さらに、台湾に定住して1年以上になる中国人青年の伊伊さんもまた、国際的なスポーツの舞台で「台湾」と日本が呼んだことに歓喜したという。いっぽう、「中国共産党の幹部が怒りのあまり飛び跳ねてガラスが地面に砕け散る大きな音が聞こえたようだった」とその敏感な話題に触れた中国大陸側の反応を推察した。
伊伊さんの予想通り、一部の中国ネットユーザーは不満を表した。「日本は国際ルールに従わず中国を侮辱した」、「日本の行動に悪意がある」、「日本がどんな小細工したところで、中国代表団に焦点があたることに変わりはない」。
「台湾です」の紹介で、中国ではライブ放送停止
河崎真澄氏は、東京五輪において「台湾」と呼んだことは、10年前の東日本大震災による台湾の救援活動や、最近のマスク支援などへの感謝を、日本社会に呼び起こさせるための良い方法だと述べた。
「中国からの圧力で、『中華民国』の旗が会場に入ることができないことを、日本が目撃する機会となった。 台湾がいかに中国にいじめられているか、台湾がいかに大変な状況にあるかを、より深く理解することができる。ここ数日の世論調査では、日本人の9割が『台湾は日本の家族、兄弟』と考えていることがわかった」と述べ、圧力により呼称や旗の制限を強いられる台湾を見て、さらなる支援が必要だと日本は考えるだろうと述べた。
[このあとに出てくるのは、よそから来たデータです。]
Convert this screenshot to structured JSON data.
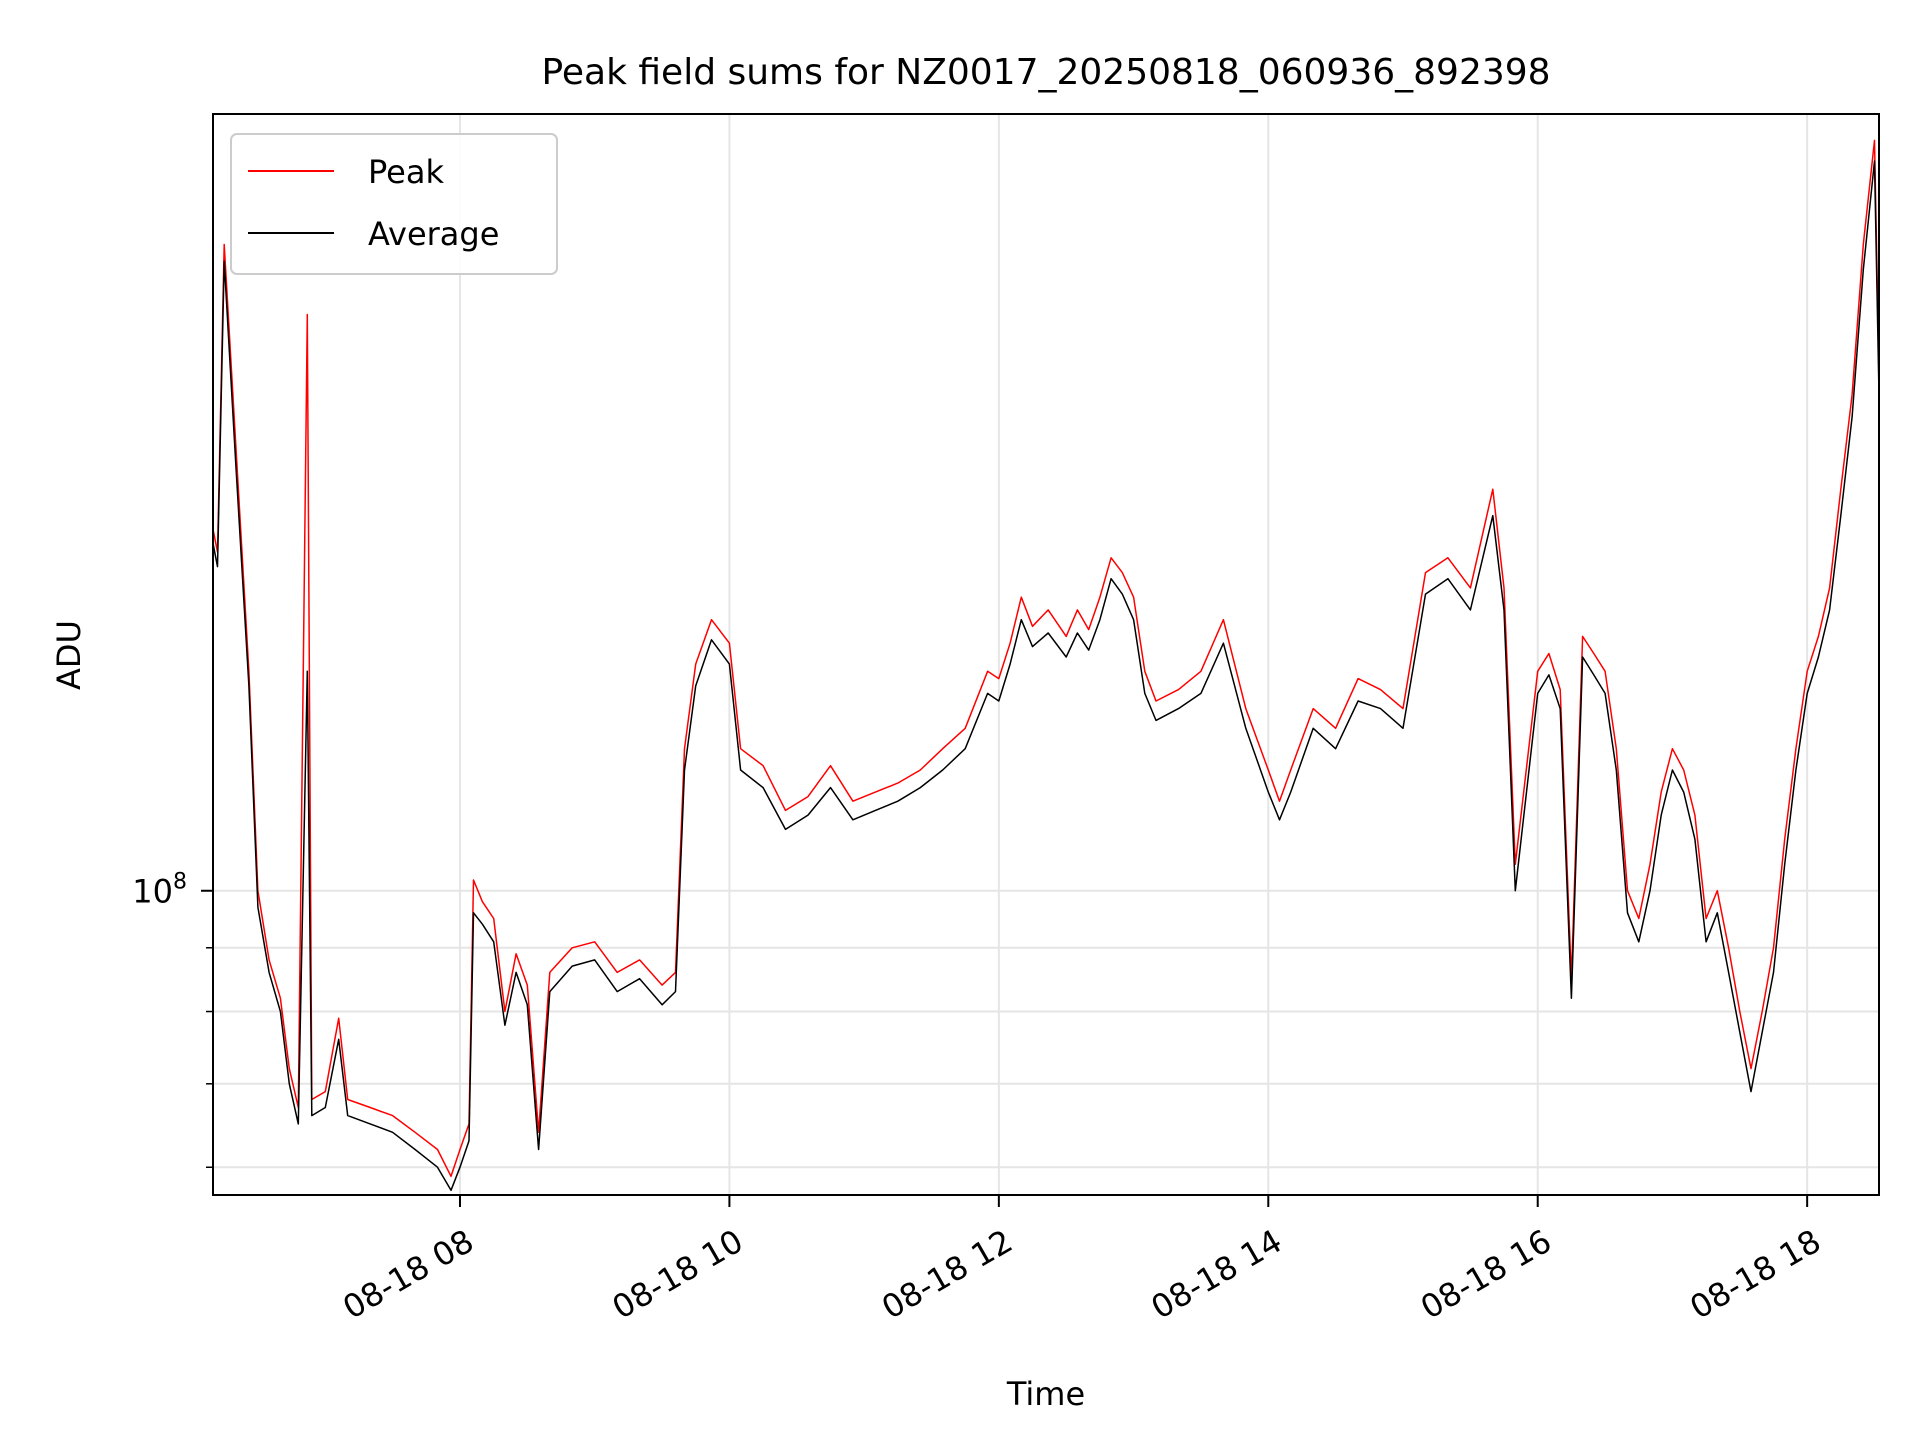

いっぽう、この台湾問題に敏感な中国共産党は過剰反応を示した。開会式の模様を、オンライン生中継していた「騰訊視頻(テンセントビデオ)」は、NHKアナウンサーが台湾と代表団を紹介した後、放送を停止して、著名人のトークショーに突然、切り替えた。
このため、多くの視聴者は中国代表団の入場シーンを見ることができなかった。「1時間以上も待っていたのに、台湾の入場は見たが、中国選手団の入場シーンは放送されなかった。家族は泣いて怒っていた」「騰訊に罰を与えたい」と次々と不満を口にした。
微博アカウントの釈明によれば、放送著作権保有者から、放送の停止と生中継の削除を求める要請を受けたとしている。「私たちのサービスにより不愉快な思いをさせてしまったことに、心よりお詫び申し上げます」と騰訊側は謝罪したが、その不都合さの説明は避けた。